Thursday will likely be keyed by two important economic drivers, housing and jobs. At 8:30 a.m., Housing Starts for July are expected to report a running annual pace of 1.41 million, compared to 1.467 million in June. Consolidation in the housing industry is now happening at a fast pace, and we expect to see further bankruptcy and property write-off in the near-term. However, we believe we may now be nearing an opportune time to pick at a housing stock, and we have one in mind. If our due diligence supports our theory, we will tell you which one soon enough.

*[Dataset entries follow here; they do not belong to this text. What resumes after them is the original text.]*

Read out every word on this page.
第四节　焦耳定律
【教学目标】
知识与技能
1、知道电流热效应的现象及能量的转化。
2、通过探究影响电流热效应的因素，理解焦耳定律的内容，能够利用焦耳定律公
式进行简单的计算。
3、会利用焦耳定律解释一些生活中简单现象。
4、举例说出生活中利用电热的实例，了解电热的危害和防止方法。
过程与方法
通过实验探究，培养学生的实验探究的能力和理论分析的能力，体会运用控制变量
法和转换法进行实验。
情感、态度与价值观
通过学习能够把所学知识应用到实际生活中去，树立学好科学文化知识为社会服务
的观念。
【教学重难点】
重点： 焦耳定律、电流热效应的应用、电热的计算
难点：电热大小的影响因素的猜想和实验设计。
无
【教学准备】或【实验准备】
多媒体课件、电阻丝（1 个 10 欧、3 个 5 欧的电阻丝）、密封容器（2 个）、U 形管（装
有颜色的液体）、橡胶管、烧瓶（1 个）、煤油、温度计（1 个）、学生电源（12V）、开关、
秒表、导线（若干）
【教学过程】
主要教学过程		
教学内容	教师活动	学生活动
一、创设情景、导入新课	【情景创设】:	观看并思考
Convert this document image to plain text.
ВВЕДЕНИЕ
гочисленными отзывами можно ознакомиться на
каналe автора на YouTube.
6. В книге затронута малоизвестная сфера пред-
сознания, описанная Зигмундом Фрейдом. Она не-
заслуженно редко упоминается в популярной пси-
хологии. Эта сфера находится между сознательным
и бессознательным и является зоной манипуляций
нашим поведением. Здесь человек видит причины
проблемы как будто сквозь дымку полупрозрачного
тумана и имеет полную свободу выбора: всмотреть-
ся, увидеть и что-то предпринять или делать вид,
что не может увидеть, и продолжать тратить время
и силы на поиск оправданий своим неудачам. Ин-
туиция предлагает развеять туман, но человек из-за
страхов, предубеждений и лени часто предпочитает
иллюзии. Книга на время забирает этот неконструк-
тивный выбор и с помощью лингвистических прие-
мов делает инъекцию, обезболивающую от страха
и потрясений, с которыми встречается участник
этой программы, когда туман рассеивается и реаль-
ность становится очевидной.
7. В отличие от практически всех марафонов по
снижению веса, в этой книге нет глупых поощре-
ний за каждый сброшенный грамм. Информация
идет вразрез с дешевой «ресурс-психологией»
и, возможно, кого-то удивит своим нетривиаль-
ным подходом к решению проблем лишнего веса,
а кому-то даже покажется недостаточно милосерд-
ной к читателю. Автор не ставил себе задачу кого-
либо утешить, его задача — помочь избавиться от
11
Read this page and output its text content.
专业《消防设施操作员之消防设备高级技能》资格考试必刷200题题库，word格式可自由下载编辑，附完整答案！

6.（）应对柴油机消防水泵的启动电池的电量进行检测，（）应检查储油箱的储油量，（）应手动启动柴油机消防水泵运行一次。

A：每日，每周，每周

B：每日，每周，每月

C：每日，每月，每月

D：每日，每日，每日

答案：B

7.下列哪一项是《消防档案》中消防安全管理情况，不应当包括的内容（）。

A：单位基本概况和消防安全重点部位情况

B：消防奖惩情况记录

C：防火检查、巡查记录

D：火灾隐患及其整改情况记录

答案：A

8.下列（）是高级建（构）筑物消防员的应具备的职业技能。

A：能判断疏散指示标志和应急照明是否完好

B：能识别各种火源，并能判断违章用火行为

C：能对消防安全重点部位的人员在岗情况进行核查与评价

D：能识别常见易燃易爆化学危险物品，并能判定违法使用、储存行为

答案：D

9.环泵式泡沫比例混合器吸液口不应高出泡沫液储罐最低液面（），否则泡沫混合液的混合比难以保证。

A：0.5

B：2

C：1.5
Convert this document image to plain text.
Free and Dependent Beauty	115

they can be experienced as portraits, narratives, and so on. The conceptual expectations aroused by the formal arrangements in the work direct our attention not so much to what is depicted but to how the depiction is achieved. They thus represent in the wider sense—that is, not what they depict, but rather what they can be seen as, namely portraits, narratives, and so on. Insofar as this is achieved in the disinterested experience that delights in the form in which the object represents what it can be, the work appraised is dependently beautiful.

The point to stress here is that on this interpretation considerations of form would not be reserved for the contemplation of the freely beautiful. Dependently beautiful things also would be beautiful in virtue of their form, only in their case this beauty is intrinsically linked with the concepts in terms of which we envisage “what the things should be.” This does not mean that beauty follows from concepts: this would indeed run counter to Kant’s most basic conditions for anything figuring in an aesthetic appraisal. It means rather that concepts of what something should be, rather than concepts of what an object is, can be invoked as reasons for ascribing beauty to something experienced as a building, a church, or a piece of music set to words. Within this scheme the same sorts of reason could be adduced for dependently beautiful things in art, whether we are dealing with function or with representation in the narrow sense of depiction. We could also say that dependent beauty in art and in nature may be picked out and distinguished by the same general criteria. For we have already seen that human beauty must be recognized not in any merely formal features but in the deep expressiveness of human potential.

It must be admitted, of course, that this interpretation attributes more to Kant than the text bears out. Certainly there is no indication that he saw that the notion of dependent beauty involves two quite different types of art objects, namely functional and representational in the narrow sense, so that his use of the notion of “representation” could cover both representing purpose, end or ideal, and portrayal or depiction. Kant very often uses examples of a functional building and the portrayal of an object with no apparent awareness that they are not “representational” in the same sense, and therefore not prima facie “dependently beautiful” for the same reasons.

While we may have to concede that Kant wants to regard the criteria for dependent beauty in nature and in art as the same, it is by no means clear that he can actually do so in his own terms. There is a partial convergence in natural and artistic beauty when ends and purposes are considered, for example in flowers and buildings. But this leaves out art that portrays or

Also at 8:30, the Labor Department will report Initial Weekly Jobless Claims. Bloomberg's consensus expects 315k for the week ended August 11. We expect consumer softness and retail weakness to soon have this number on the rise, but first look to the monthly Employment Situation Report to show lower levels of new hiring.

The EIA will report natural gas inventory at 10:30 a.m. as usual, and at noon EDT, the Philadelphia Federal Reserve will report its region's manufacturing survey. The August reading is expected to be 8.0, compared to 9.2 in July. Finally, money supply will be reported as usual at 4:30 p.m. All of a sudden, this is a mainstream news bit, thanks to recent central bank activity.

The Wall Street Analysts Forum will close on Thursday with presentations from Lexington Realty Trust (NYSE: LXP), Omni Financial Services (NASDAQ: OFSI), Mercantile Bancorp (AMEX: MBR), Duke Energy (NYSE: DUK) and American Electric Power (NYSE: AEP).

Earnings reports are anticipated from a few of the major retailers, including Kohl's (NYSE: KSS), Nordstrom (NYSE: JWN) and J.C. Penney (NYSE: JCP). Also look for reports from Autodesk (NASDAQ: ADSK), BEA Systems (NASDAQ: BEAS), Elizabeth Arden (NASDAQ: RDEN), Fannie Mae (NYSE: FNM), Flowers Foods (NYSE: FLO), FTD Group (NYSE: FTD), Hewlett-Packard (NYSE: HPQ), NuCO2 (NASDAQ: NUCO), Red Robin (NASDAQ: RRGB), Royal Gold (NASDAQ: RGLD), Estee' Lauder (NYSE: EL), Smith & Wollensky (NASDAQ: SWRG), Watson Wyatt (NYSE: WW), Zygo (NASDAQ: ZIGO) and a few others.

Friday wraps up the busy week with the University of Michigan's Consumer Sentiment Report for August. Bloomberg's consensus is looking for a reading of 88.0, compared to July's 92.4. We think the measure could be worse, and we expect it to certainly trend lower in months to come, but this is not new news, as the overriding trend through the year has been on the downslide. In other news Friday, St. Louis Fed Chief, William Poole, is scheduled to address a group about U.S. export opportunities. Poole has been vociferous about keeping the Fed funds rate unchanged, and has become sort of the archenemy of CNBC's Jim Cramer.

Friday's earnings reports include Concurrent Computer (NASDAQ: CCUR), Delta Apparel (AMEX: DLA), J.M. Smucker (NYSE: SJM), Lancaster Colony (NASDAQ: LANC), Torch Energy (NYSE: TRU), Yanzhou Coal Mining (NYSE: YZC) and a few more. We hope you found value in this week's copy, and look forward to providing you value-added work all week.